Geschrieben am 16. März 2011 von für Bücher, Litmag

Ernst Burger: Franz Liszt: Die Jahre in Rom und Tivoli

Die italienischen Jahre des Tasten-Zauberers

– Rechtzeitig zum Liszt-Jahr (200. Geburtstag) erscheint die großartige, opulent illustrierte Chronik von Ernst Burger über Franz Liszts Zeit in Rom und Tivoli. Peter Münder ist begeistert.

Kein anderer Künstler des 19. Jahrhunderts wurde so umschwärmt und verehrt, so häufig porträtiert und „büstiert“, niemand sonst hat das begeisterte Publikum in seiner Verehrung  dazu gebracht, den Geniekult so exzessiv auf die Spitze zu treiben wie Franz Liszt (1811–1886).  Seine Konzertreisen quer durch Europa glichen Triumphzügen, die meisten Komponisten-Kollegen (von Schumann bis Wagner) berauschten sich an seinen kristallklaren, rasanten, hammerharten und zugleich betörend zarten, romantischen Kompositionen oder an den für das Klavier bearbeiteten Symphonien von Beethoven und anderen.

Franz Liszt war ein genialer Workaholic, aber auch ein begeisterter Lehrer und großzügiger Mäzen, der mit seinen Auftritten bei Wohltätigkeitskonzerten immer bereit war, irgendeine Misere zu lindern. In seinem Reisepass von 1840 (damals natürlich noch ohne Foto) gab es in der Rubrik „Besondere Merkmale“ nur den Hinweis „Celebritate sua sat notus“ („Durch seine Berühmtheit hinreichend bekannt“). Der einzige Komponist und Pianist, der sich neben Liszt als halbwegs ernst zunehmender Rivale behaupten konnte, war der „Dreihand-Pianist“ Sigismund Thalberg (1812–1871, „Florinda“), den Liszt erst in einer ätzenden Kritik (in der Revue et Gazette musicale) verhöhnte und dann 1837 zu einem „Pianisten-Duell“ im Salon der Prinzessin Belgiojoso herausforderte, das der dämonische Virtuose Liszt, dieser Paganini der Tasten, natürlich für sich entschied.

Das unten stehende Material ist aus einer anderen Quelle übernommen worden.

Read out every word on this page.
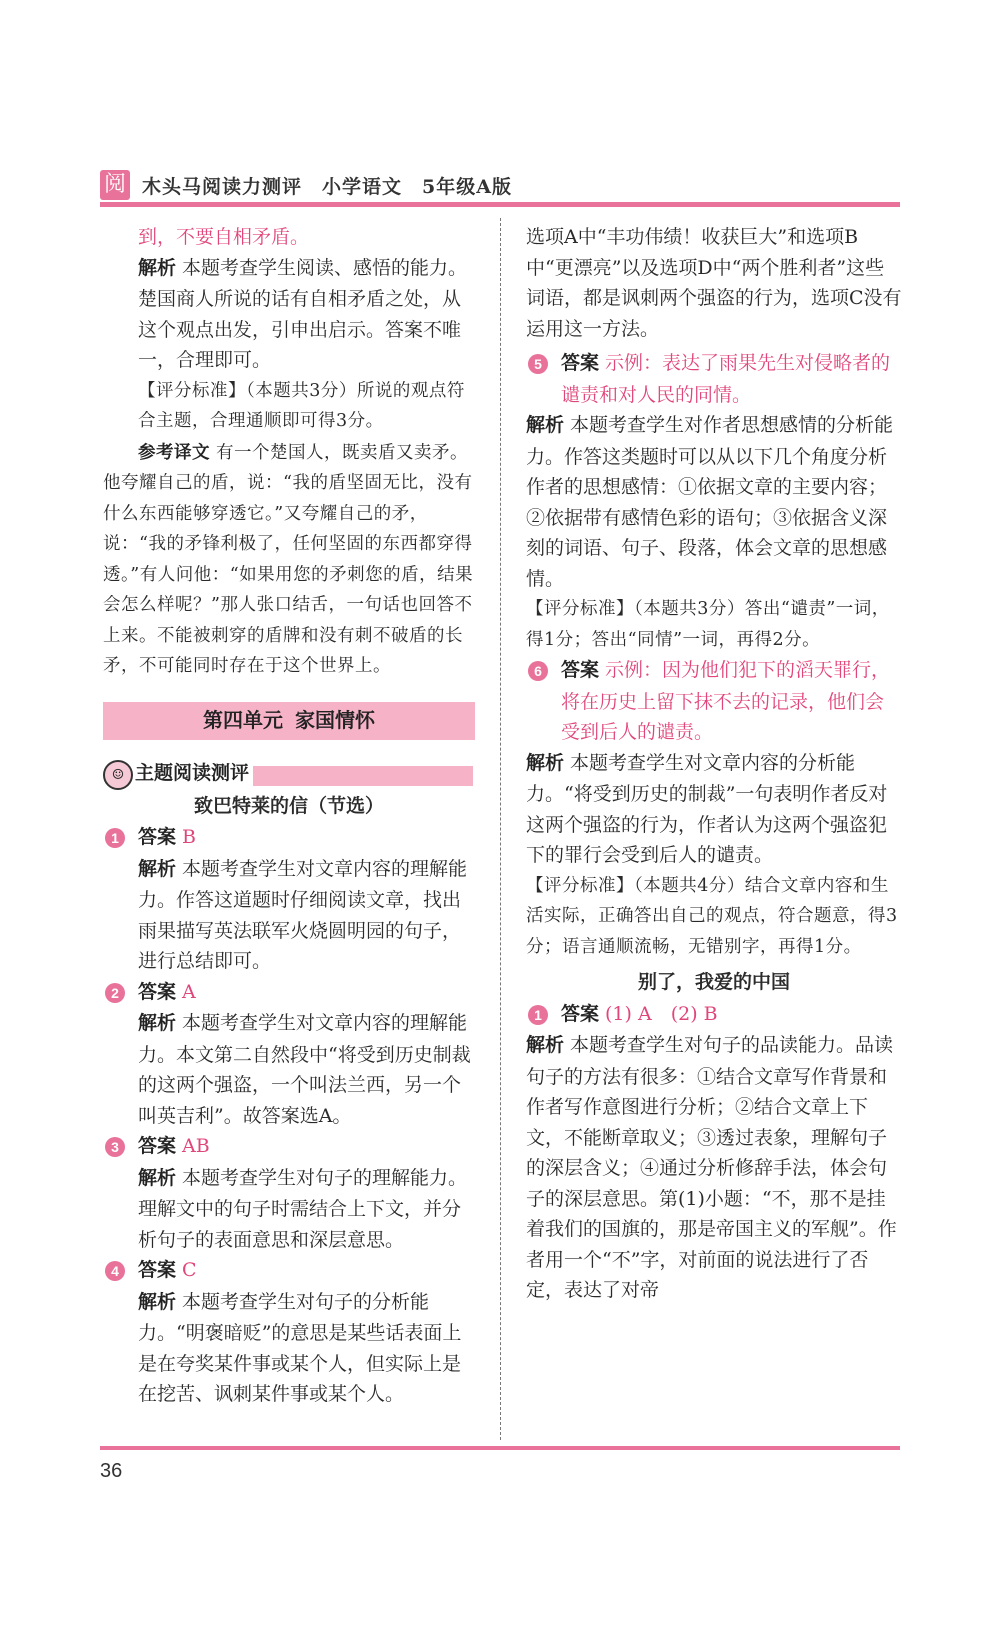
阅 木头马阅读力测评　小学语文　5年级A版

到，不要自相矛盾。

解析 本题考查学生阅读、感悟的能力。楚国商人所说的话有自相矛盾之处，从这个观点出发，引申出启示。答案不唯一，合理即可。

【评分标准】（本题共3分）所说的观点符合主题，合理通顺即可得3分。

参考译文 有一个楚国人，既卖盾又卖矛。他夸耀自己的盾，说：“我的盾坚固无比，没有什么东西能够穿透它。”又夸耀自己的矛，说：“我的矛锋利极了，任何坚固的东西都穿得透。”有人问他：“如果用您的矛刺您的盾，结果会怎么样呢？”那人张口结舌，一句话也回答不上来。不能被刺穿的盾牌和没有刺不破盾的长矛，不可能同时存在于这个世界上。

第四单元 家国情怀
☺ 主题阅读测评

致巴特莱的信（节选）

1	答案 B

解析 本题考查学生对文章内容的理解能力。作答这道题时仔细阅读文章，找出雨果描写英法联军火烧圆明园的句子，进行总结即可。

2	答案 A

解析 本题考查学生对文章内容的理解能力。本文第二自然段中“将受到历史制裁的这两个强盗，一个叫法兰西，另一个叫英吉利”。故答案选A。

3	答案 AB

解析 本题考查学生对句子的理解能力。理解文中的句子时需结合上下文，并分析句子的表面意思和深层意思。

4	答案 C

解析 本题考查学生对句子的分析能力。“明褒暗贬”的意思是某些话表面上是在夸奖某件事或某个人，但实际上是在挖苦、讽刺某件事或某个人。

选项A中“丰功伟绩！收获巨大”和选项B中“更漂亮”以及选项D中“两个胜利者”这些词语，都是讽刺两个强盗的行为，选项C没有运用这一方法。

5	答案 示例：表达了雨果先生对侵略者的谴责和对人民的同情。

解析 本题考查学生对作者思想感情的分析能力。作答这类题时可以从以下几个角度分析作者的思想感情：①依据文章的主要内容；②依据带有感情色彩的语句；③依据含义深刻的词语、句子、段落，体会文章的思想感情。

【评分标准】（本题共3分）答出“谴责”一词，得1分；答出“同情”一词，再得2分。

6	答案 示例：因为他们犯下的滔天罪行，将在历史上留下抹不去的记录，他们会受到后人的谴责。

解析 本题考查学生对文章内容的分析能力。“将受到历史的制裁”一句表明作者反对这两个强盗的行为，作者认为这两个强盗犯下的罪行会受到后人的谴责。

【评分标准】（本题共4分）结合文章内容和生活实际，正确答出自己的观点，符合题意，得3分；语言通顺流畅，无错别字，再得1分。

别了，我爱的中国

1	答案 (1) A　(2) B

解析 本题考查学生对句子的品读能力。品读句子的方法有很多：①结合文章写作背景和作者写作意图进行分析；②结合文章上下文，不能断章取义；③透过表象，理解句子的深层含义；④通过分析修辞手法，体会句子的深层意思。第(1)小题：“不，那不是挂着我们的国旗的，那是帝国主义的军舰”。作者用一个“不”字，对前面的说法进行了否定，表达了对帝

36
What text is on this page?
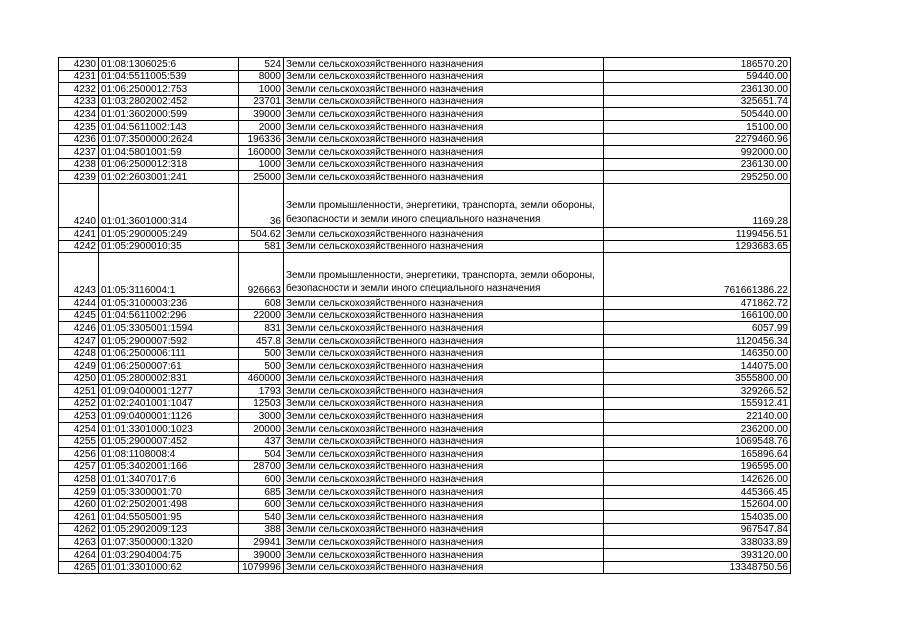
4230	01:08:1306025:6	524	Земли сельскохозяйственного назначения	186570.20
4231	01:04:5511005:539	8000	Земли сельскохозяйственного назначения	59440.00
4232	01:06:2500012:753	1000	Земли сельскохозяйственного назначения	236130.00
4233	01:03:2802002:452	23701	Земли сельскохозяйственного назначения	325651.74
4234	01:01:3602000:599	39000	Земли сельскохозяйственного назначения	505440.00
4235	01:04:5611002:143	2000	Земли сельскохозяйственного назначения	15100.00
4236	01:07:3500000:2624	196336	Земли сельскохозяйственного назначения	2279460.96
4237	01:04:5801001:59	160000	Земли сельскохозяйственного назначения	992000.00
4238	01:06:2500012:318	1000	Земли сельскохозяйственного назначения	236130.00
4239	01:02:2603001:241	25000	Земли сельскохозяйственного назначения	295250.00
4240	01:01:3601000:314	36	Земли промышленности, энергетики, транспорта, земли обороны, безопасности и земли иного специального назначения	1169.28
4241	01:05:2900005:249	504.62	Земли сельскохозяйственного назначения	1199456.51
4242	01:05:2900010:35	581	Земли сельскохозяйственного назначения	1293683.65
4243	01:05:3116004:1	926663	Земли промышленности, энергетики, транспорта, земли обороны, безопасности и земли иного специального назначения	761661386.22
4244	01:05:3100003:236	608	Земли сельскохозяйственного назначения	471862.72
4245	01:04:5611002:296	22000	Земли сельскохозяйственного назначения	166100.00
4246	01:05:3305001:1594	831	Земли сельскохозяйственного назначения	6057.99
4247	01:05:2900007:592	457.8	Земли сельскохозяйственного назначения	1120456.34
4248	01:06:2500006:111	500	Земли сельскохозяйственного назначения	146350.00
4249	01:06:2500007:61	500	Земли сельскохозяйственного назначения	144075.00
4250	01:05:2800002:831	460000	Земли сельскохозяйственного назначения	3555800.00
4251	01:09:0400001:1277	1793	Земли сельскохозяйственного назначения	329266.52
4252	01:02:2401001:1047	12503	Земли сельскохозяйственного назначения	155912.41
4253	01:09:0400001:1126	3000	Земли сельскохозяйственного назначения	22140.00
4254	01:01:3301000:1023	20000	Земли сельскохозяйственного назначения	236200.00
4255	01:05:2900007:452	437	Земли сельскохозяйственного назначения	1069548.76
4256	01:08:1108008:4	504	Земли сельскохозяйственного назначения	165896.64
4257	01:05:3402001:166	28700	Земли сельскохозяйственного назначения	196595.00
4258	01:01:3407017:6	600	Земли сельскохозяйственного назначения	142626.00
4259	01:05:3300001:70	685	Земли сельскохозяйственного назначения	445366.45
4260	01:02:2502001:498	600	Земли сельскохозяйственного назначения	152604.00
4261	01:04:5505001:95	540	Земли сельскохозяйственного назначения	154035.00
4262	01:05:2902009:123	388	Земли сельскохозяйственного назначения	967547.84
4263	01:07:3500000:1320	29941	Земли сельскохозяйственного назначения	338033.89
4264	01:03:2904004:75	39000	Земли сельскохозяйственного назначения	393120.00
4265	01:01:3301000:62	1079996	Земли сельскохозяйственного назначения	13348750.56
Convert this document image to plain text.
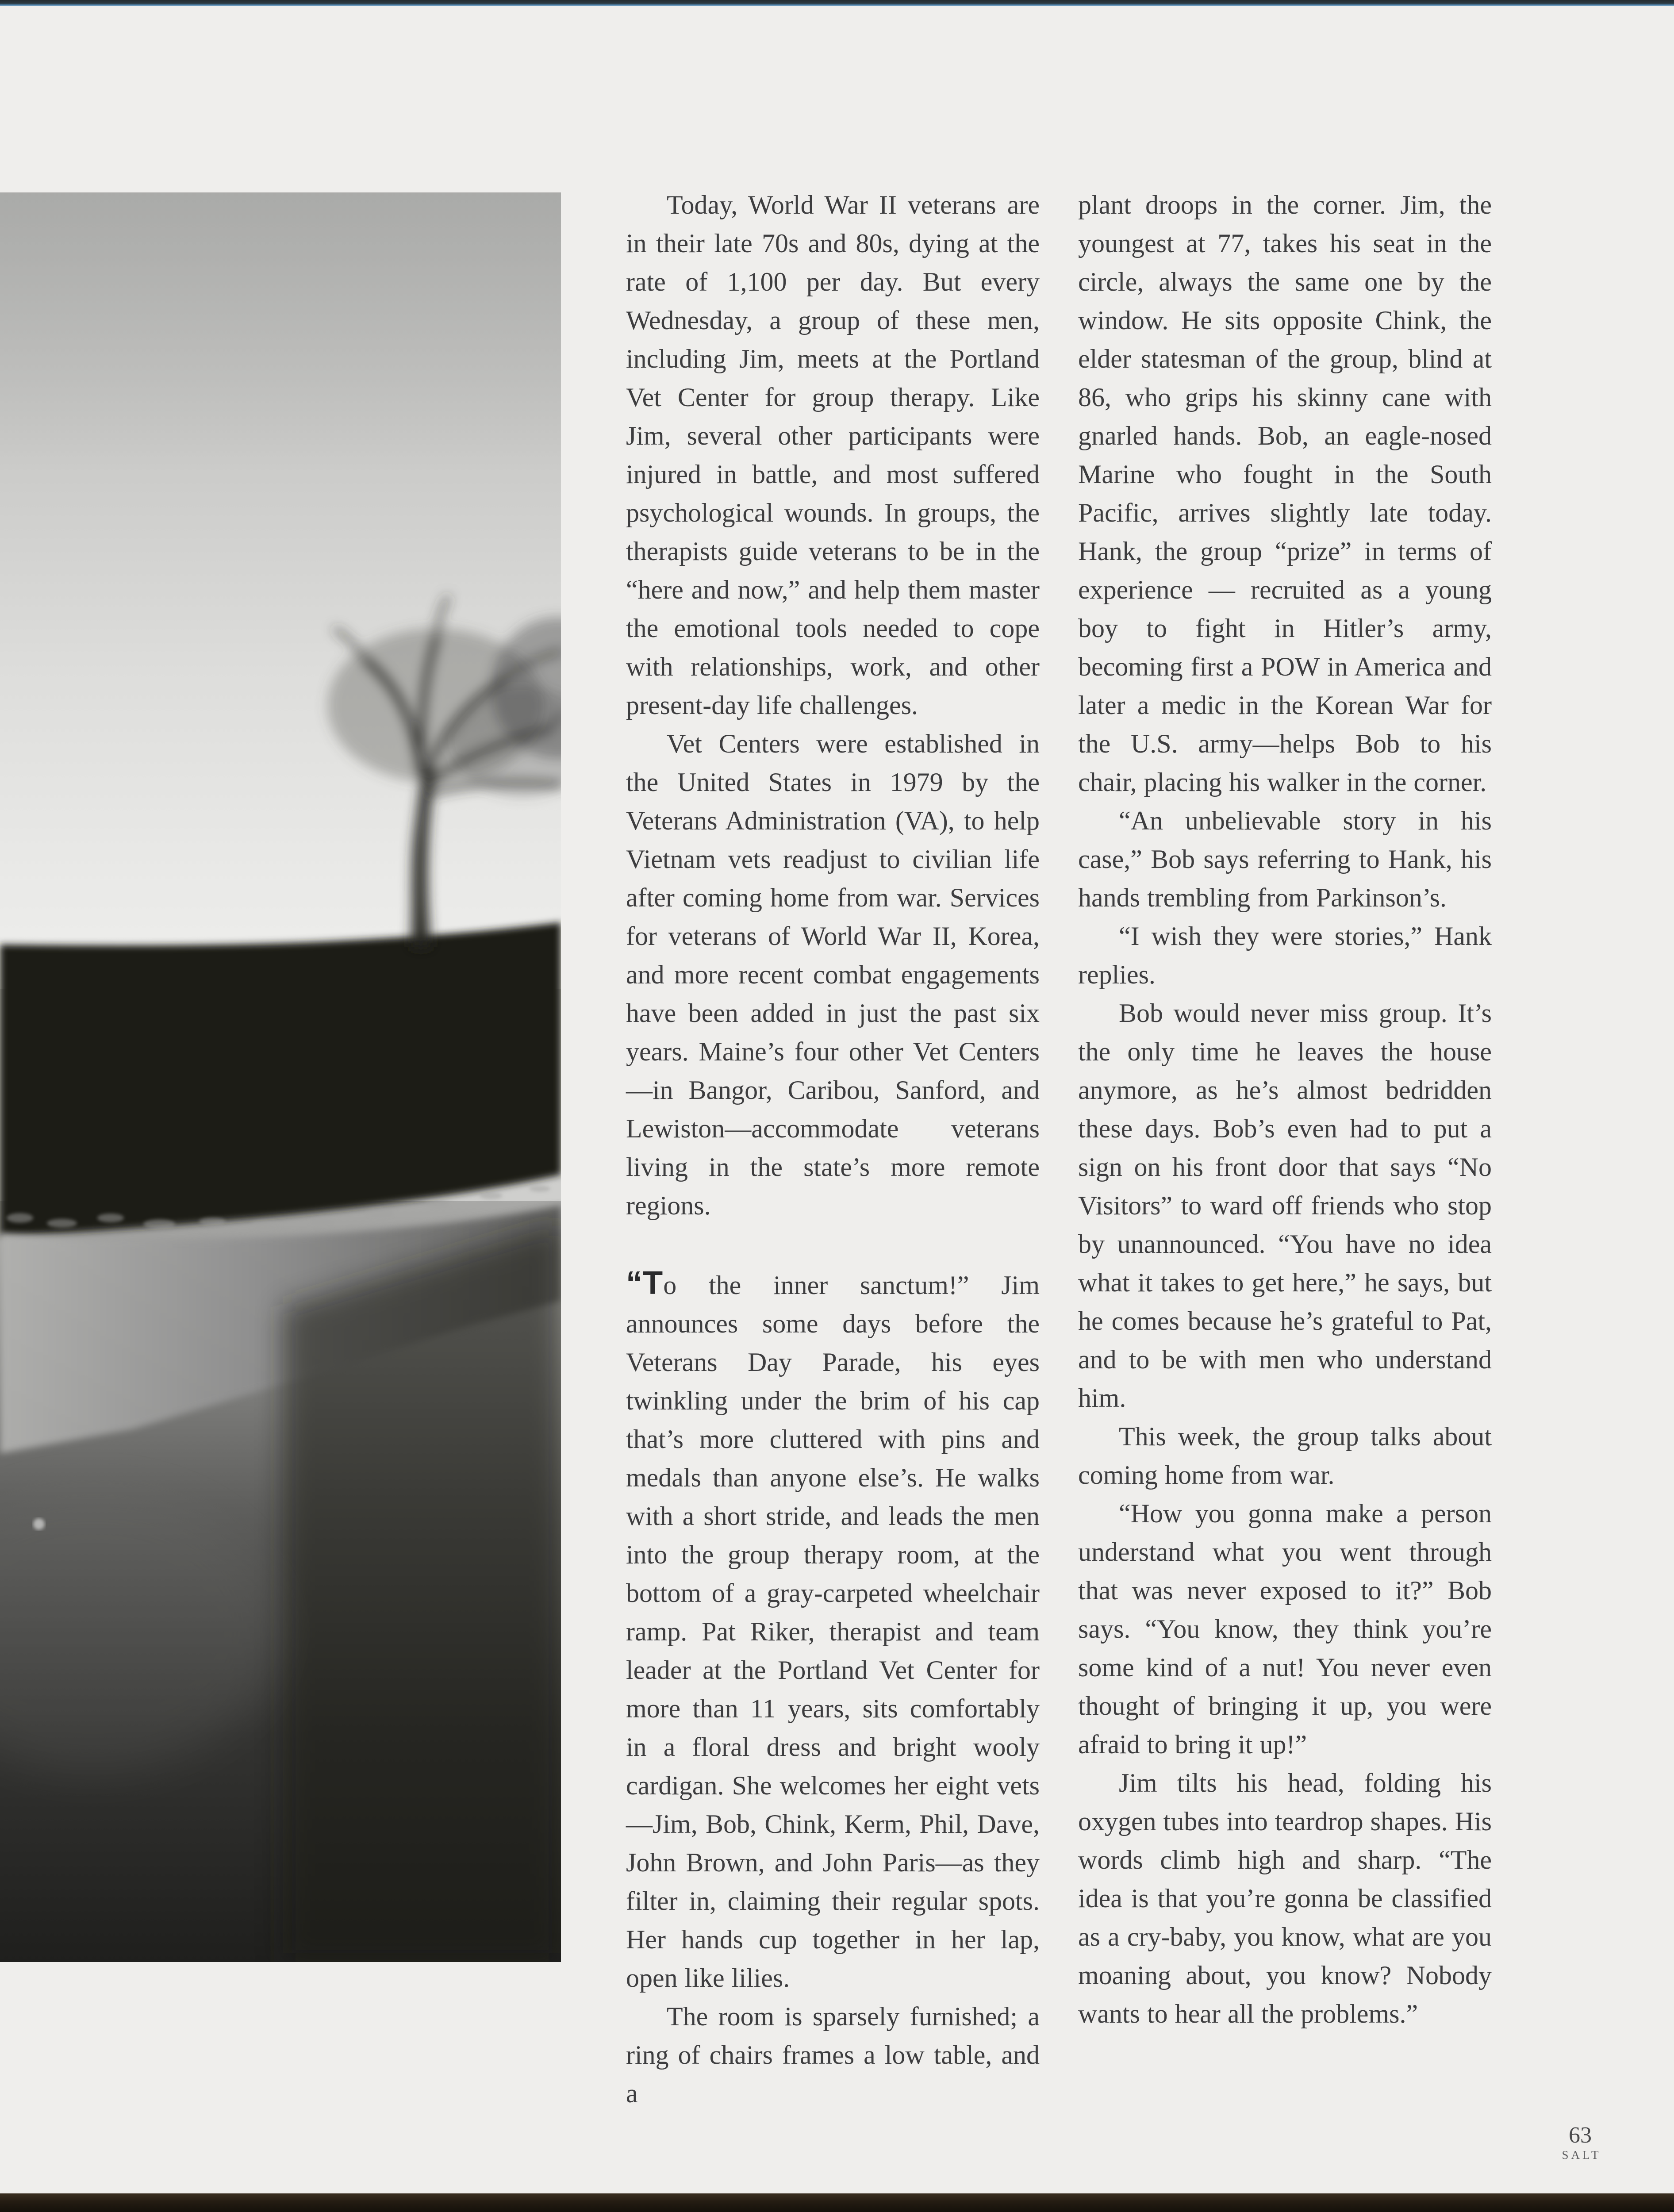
Today, World War II veterans are in their late 70s and 80s, dying at the rate of 1,100 per day. But every Wednesday, a group of these men, including Jim, meets at the Portland Vet Center for group therapy. Like Jim, several other participants were injured in battle, and most suffered psychological wounds. In groups, the therapists guide veterans to be in the “here and now,” and help them master the emotional tools needed to cope with relationships, work, and other present-day life challenges.

Vet Centers were established in the United States in 1979 by the Veterans Administration (VA), to help Vietnam vets readjust to civilian life after coming home from war. Services for veterans of World War II, Korea, and more recent combat engagements have been added in just the past six years. Maine’s four other Vet Centers—in Bangor, Caribou, Sanford, and Lewiston—accommodate veterans living in the state’s more remote regions.

“To the inner sanctum!” Jim announces some days before the Veterans Day Parade, his eyes twinkling under the brim of his cap that’s more cluttered with pins and medals than anyone else’s. He walks with a short stride, and leads the men into the group therapy room, at the bottom of a gray-carpeted wheelchair ramp. Pat Riker, therapist and team leader at the Portland Vet Center for more than 11 years, sits comfortably in a floral dress and bright wooly cardigan. She welcomes her eight vets—Jim, Bob, Chink, Kerm, Phil, Dave, John Brown, and John Paris—as they filter in, claiming their regular spots. Her hands cup together in her lap, open like lilies.

The room is sparsely furnished; a ring of chairs frames a low table, and a

plant droops in the corner. Jim, the youngest at 77, takes his seat in the circle, always the same one by the window. He sits opposite Chink, the elder statesman of the group, blind at 86, who grips his skinny cane with gnarled hands. Bob, an eagle-nosed Marine who fought in the South Pacific, arrives slightly late today. Hank, the group “prize” in terms of experience — recruited as a young boy to fight in Hitler’s army, becoming first a POW in America and later a medic in the Korean War for the U.S. army—helps Bob to his chair, placing his walker in the corner.

“An unbelievable story in his case,” Bob says referring to Hank, his hands trembling from Parkinson’s.

“I wish they were stories,” Hank replies.

Bob would never miss group. It’s the only time he leaves the house anymore, as he’s almost bedridden these days. Bob’s even had to put a sign on his front door that says “No Visitors” to ward off friends who stop by unannounced. “You have no idea what it takes to get here,” he says, but he comes because he’s grateful to Pat, and to be with men who understand him.

This week, the group talks about coming home from war.

“How you gonna make a person understand what you went through that was never exposed to it?” Bob says. “You know, they think you’re some kind of a nut! You never even thought of bringing it up, you were afraid to bring it up!”

Jim tilts his head, folding his oxygen tubes into teardrop shapes. His words climb high and sharp. “The idea is that you’re gonna be classified as a cry-baby, you know, what are you moaning about, you know? Nobody wants to hear all the problems.”

63
SALT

Thalbergs Masche bestand in einer Art Dreihandtechnik: Die Daumen gaben auf den mittleren Tasten ein Thema vor, das dann von beiden Händen aufgenommen und variiert wurde, was Liszt als effekthascherischen Humbug empfand.

Franz Liszt 1832, Lithografie von Devéria.

Aber war dieser angehimmelte Frauenschwarm mit dem feurigen Blick und dem güldenen Teint, von der Öffentlichkeit meistens als exzentrisches Genie wahrgenommen, überhaupt richtig einzuschätzen? Liszt war ja meistens von wohlhabenden Aristokraten umgeben und von attraktiven Upper-Class-Ladies verehrt worden. In Paris war er – wie eigentlich überall – „der begehrteste Mann der Stadt“. Da kam es schon mal vor, dass sich eine Amerikanerin nach einem Konzert das Sitzpolster griff, auf dem Liszt gesessen hatte, um es einzurahmen und an die Wand zu nageln. Ausgeflippte Groupies mit Hang zum exzessiven Personenkult gab es eben schon lange vor den Beatles oder Elvis. Aber wie passte dann seine in Italien einsetzende klerikale Phase zu diesem Erscheinungsbild? War das Genie vielleicht doch nur ein versierter Rollenspieler, das sich in interessante Posen flüchtete?

Die meisten Besucher, die Liszt in seinen kargen Quartieren in Tivoli empfing, beschrieben immer wieder ihre Verwirrung und Verblüffung über diesen ehemaligen Hedonisten, der früher im Luxus schwelgte und sich nun, nach dem Empfang kirchlicher Weihen während seiner insgesamt 25 italienischen Jahre, nur noch demütig und in spartanisch-asketischen Verhältnissen lebend im Abbé-Gewand zeigte – war das wirklich der „echte“ Liszt? Wollte er sich vielleicht nur interessant machen, weil er nicht mehr für Skandale und aufregenden Klatsch sorgte? Wollte er etwa mit einem theatralischen Gestus für Wirbel sorgen, ähnlich wie Alkibiades, der seinem Hund den Schwanz abhackte, nur um wieder ins Gespräch zu kommen?

Grandioser Bildband

Liszt im Alter

Diesen so unterschiedlichen Phasen während Liszts Aufenthalt in Rom und Tivoli geht der Münchener Pianist und Autor Ernst Burger, 74, in seinem grandiosen Bildband nach. Burger ist spezialisiert auf monumentale Dokumentar-Biografien, die seltene Bilder und historische Fotos zeigen, Manuskripte und Briefe reproduzieren und zudem noch eine CD enthalten. Für seine Bände über Chopin, Schumann und den Jazzpianisten Erroll Garner wurde Burger hochgelobt und mit vielen Preisen ausgezeichnet. Dies ist nun schon sein drittes Buch über Liszt; es ist zweifellos ebenso preiswürdig wie die Vorläufer.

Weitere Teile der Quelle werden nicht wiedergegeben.